Stack them helically: A self-assembled helically stacked array of up to 11 porphyrin (Po)-modified uridines (red and blue in the double strand shown) is based on the supramolecular scaffold of duplex DNA and shows promising optical properties. Such architectures could find application as functional molecules for photoactive nanomaterials and photonic nanostructures.

Base pair motions control the rates and distance dependencies of reductive and oxidative DNA charge transfer.

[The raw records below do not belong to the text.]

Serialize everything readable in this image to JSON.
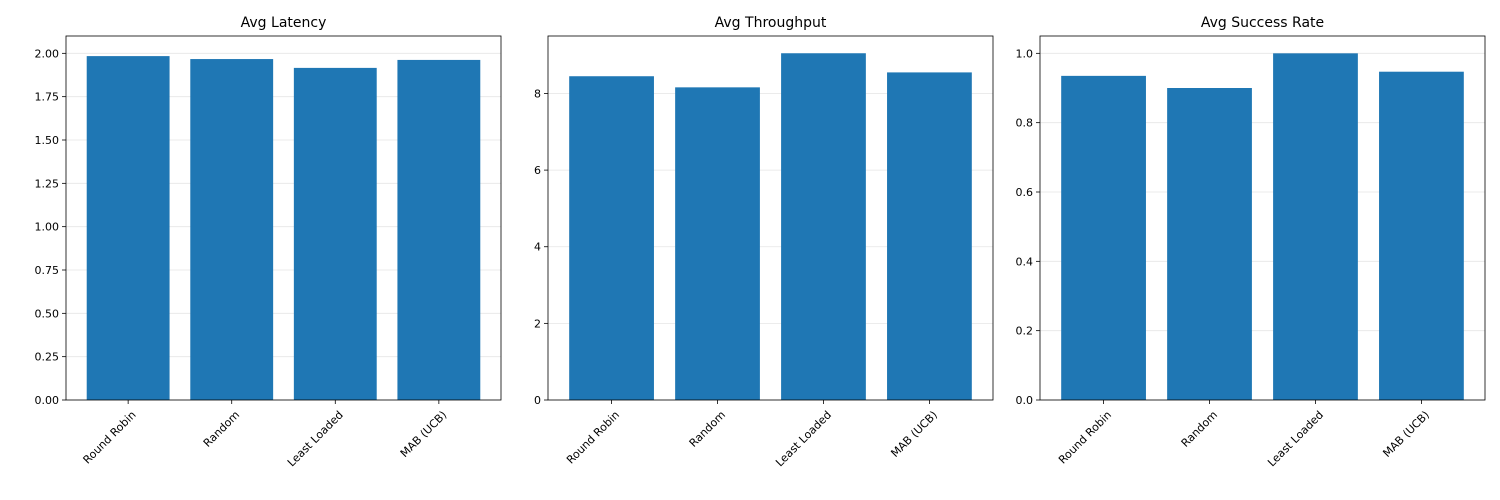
{
  "colors": {
    "bar": "#1f77b4",
    "grid": "#e5e5e5",
    "axis": "#000000"
  },
  "chart_data": [
    {
      "type": "bar",
      "title": "Avg Latency",
      "categories": [
        "Round Robin",
        "Random",
        "Least Loaded",
        "MAB (UCB)"
      ],
      "values": [
        1.984,
        1.967,
        1.916,
        1.962
      ],
      "ylim": [
        0,
        2.1
      ],
      "yticks": [
        "0.00",
        "0.25",
        "0.50",
        "0.75",
        "1.00",
        "1.25",
        "1.50",
        "1.75",
        "2.00"
      ],
      "grid": "y"
    },
    {
      "type": "bar",
      "title": "Avg Throughput",
      "categories": [
        "Round Robin",
        "Random",
        "Least Loaded",
        "MAB (UCB)"
      ],
      "values": [
        8.45,
        8.16,
        9.05,
        8.55
      ],
      "ylim": [
        0,
        9.5
      ],
      "yticks": [
        "0",
        "2",
        "4",
        "6",
        "8"
      ],
      "grid": "y"
    },
    {
      "type": "bar",
      "title": "Avg Success Rate",
      "categories": [
        "Round Robin",
        "Random",
        "Least Loaded",
        "MAB (UCB)"
      ],
      "values": [
        0.935,
        0.9,
        1.0,
        0.947
      ],
      "ylim": [
        0,
        1.05
      ],
      "yticks": [
        "0.0",
        "0.2",
        "0.4",
        "0.6",
        "0.8",
        "1.0"
      ],
      "grid": "y"
    }
  ]
}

In 1999, Wan et al. [Proc. Natl. Acad. Sci. USA 96, 6014–6019] published a pioneering paper that established the entanglement between DNA base pair motions and the transfer time of the charge carrier. The DNA assemblies contained an ethidium covalently bound via a flexible alkyl chain to the 5′ hydroxyl group of the DNA backbone. Although covalently attached, the loose way in which the ethidium was linked to DNA allowed for large degrees of conformational freedom and thus raised some concern with respect to conformational inhomogeneity. In this letter, we report studies on a different set of ethidium DNA conjugates. In contrast to the “Caltech systems,” these conjugates contain ethidium tightly incorporated (as a base pair surrogate) into the DNA base stack, opposite to an abasic site analog. Despite the tight binding, we found that charge transfer from the photoexcited ethidium base pair surrogate across two or more base pairs is several orders of magnitude slower than in case of the DNA systems bearing the tethered ethidium. To further broaden the scope of this account, we compared (oxidative) electron hole transfer and (reductive) electron transfer using the same ethidium chromophore as a charge donor in combination with two different charge acceptors. We found that both electron and hole transfer are characterized by similar rates and distance dependencies. The results demonstrate the importance of nuclear motions and conformational flexibility and underline the presence of a base gating mechanism, which appears to be generic to electronic transfer processes through π-stacked nucleic acids.